José Spaniol - O Descanso da Sala
01/02/2010

No meio das árvores, a uma altura de aproximadamente 8 metros, vemos o que seria uma sala ou um quarto de cabeça para baixo. Uma estrutura de ferro sustenta o conjunto: uma cama, uma mesa, uma escada e duas cadeiras. Fixados no topo dessa armação, os objetos são refletidos sobre um espelho d`água, projetados contra a copa das árvores e o céu. Mediante esse artifício, recuperam sua posição natural. Um visitante andando pelas alamedas do bosque decerto não perceberia os objetos no alto da copa das árvores. Entraria em contato com o trabalho ao olhar para a superfície da água, e em seguida poderia ser surpreendido pela imagem de uma sala flutuando entre as árvores e contra o céu.
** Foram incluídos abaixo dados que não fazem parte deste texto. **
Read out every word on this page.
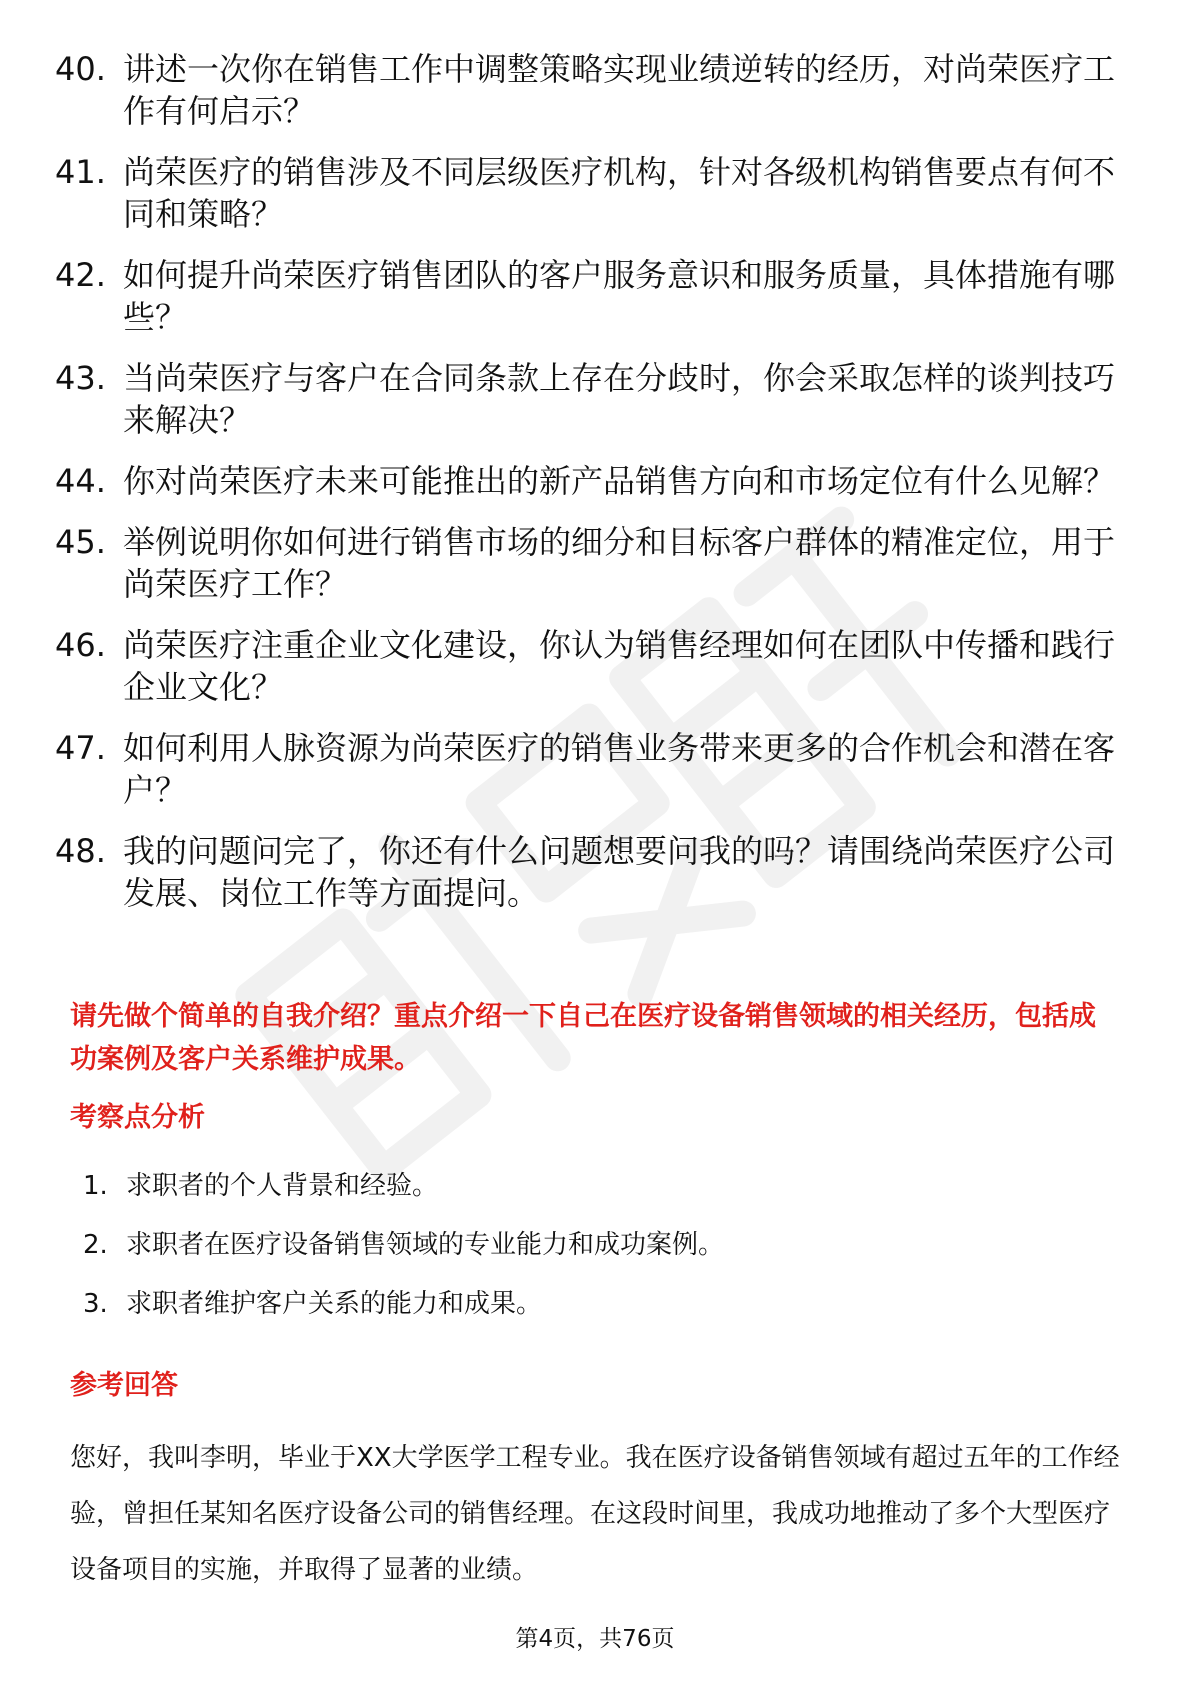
40. 讲述一次你在销售工作中调整策略实现业绩逆转的经历，对尚荣医疗工作有何启示？
41. 尚荣医疗的销售涉及不同层级医疗机构，针对各级机构销售要点有何不同和策略？
42. 如何提升尚荣医疗销售团队的客户服务意识和服务质量，具体措施有哪些？
43. 当尚荣医疗与客户在合同条款上存在分歧时，你会采取怎样的谈判技巧来解决？
44. 你对尚荣医疗未来可能推出的新产品销售方向和市场定位有什么见解？
45. 举例说明你如何进行销售市场的细分和目标客户群体的精准定位，用于尚荣医疗工作？
46. 尚荣医疗注重企业文化建设，你认为销售经理如何在团队中传播和践行企业文化？
47. 如何利用人脉资源为尚荣医疗的销售业务带来更多的合作机会和潜在客户？
48. 我的问题问完了，你还有什么问题想要问我的吗？请围绕尚荣医疗公司发展、岗位工作等方面提问。

请先做个简单的自我介绍？重点介绍一下自己在医疗设备销售领域的相关经历，包括成功案例及客户关系维护成果。

考察点分析
1. 求职者的个人背景和经验。
2. 求职者在医疗设备销售领域的专业能力和成功案例。
3. 求职者维护客户关系的能力和成果。
参考回答

您好，我叫李明，毕业于XX大学医学工程专业。我在医疗设备销售领域有超过五年的工作经验，曾担任某知名医疗设备公司的销售经理。在这段时间里，我成功地推动了多个大型医疗设备项目的实施，并取得了显著的业绩。

第4页，共76页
Ao olhar para o alto, perceberia objetos comuns pendurados junto às árvores, no meio da clareira. Poderiam fazer parte da rotina de qualquer casa, inseridos no seu ambiente. Contudo, só podemos vê-los a partir de um ponto de vista improvável. Podemos observá-los no alto, invertidos, como se o mundo tivesse perdido a normalidade, ou na imagem refletida na água, quando a sala volta a colocar-se na sua posição habitual, mas flutuando contra o céu, ainda assim longe de seu cotidiano. O trabalho estrutura-se por esse eixo entre terra e céu, em um movimento vertical de aproximação entre opostos. Como em uma ascensão, os objetos abandonam suas funções e se projetam para outro plano.

Os espelhos sempre estiveram presentes no meu trabalho, são planos e orientados às vezes através de eixos verticais ou horizontais – e em cada caso os resultados são completamente diferentes. "Espelhos horizontais" reúnem conteúdos como reverberação e equilíbrio; "Espelhos verticais" estão ligados ao tema da ascensão, da queda.

Os espelhos horizontais estão sempre em um eixo frontal ao nosso, à altura de nossos olhos. Nesse plano, nos situam no espaço por uma lei de continuidade. Tornam-se um instrumento de extensão da nossa visão, potencializam o alcance de nosso olhar, multiplicando o nosso ponto de vista. O reflexo cria para os olhos algo semelhante ao que a reverberação cria para os ouvidos. Somos duplicados, cada um de nós se vê como se fôssemos outro, como os outros nos veem. Esse confronto amplo nos oferece mais uma referência sobre nosso próprio entendimento. Por meio dele, cria-se a possibilidade de reconhecimento de nossa imagem: identificamos e relacionamos o que vemos como nossa identidade. Este eixo nos coloca em movimento, permitindo que caminhemos no espaço. Através dele, é possível procurar, localizar, verificar. O reflexo, neste caso, estabelece uma relação de equilíbrio, entendido como uma medida de proporção: o que se vê no espelho corresponde a nós e ao que está ao nosso redor.

Por outro lado, quando estão dispostos no chão, abaixo da linha de nossos olhos, os espelhos nos impõem a verticalidade. Neste eixo, estão as pinturas ascensionais, de cúpulas de igrejas e dos tetos dos palácios. Elas nos colocam diante do improvável, do que é desestabilizador. A imagem com a qual nos deparamos não faz parte do cotidiano. Guiado por esse ponto de vista intangível, não se verifica coisa alguma, não se estabelecem provas. Não nos vemos nem nos localizamos nesse plano incomensurável; pois, como a continuidade do espaço é relativa, não é possível precisar onde se está. Com frequência, essa perspectiva é aérea, não se define por aspectos fixos; diante deles também flutuamos. Espelhos verticais são vertiginosos, enfraquecem as medidas, dissolvem os limites. Promovem uma instabilidade delicada, quase um desconforto.

Diante de um espelho no eixo frontal, esperamos por identificação, por reconhecimento, por uma reafirmação do nosso mundo palpável. Mas, quando o espelho está no eixo vertical, quando está em um nível abaixo de nossos olhos, deparamo-nos com a instabilidade, com limites fragilizados pela falta de referências claras.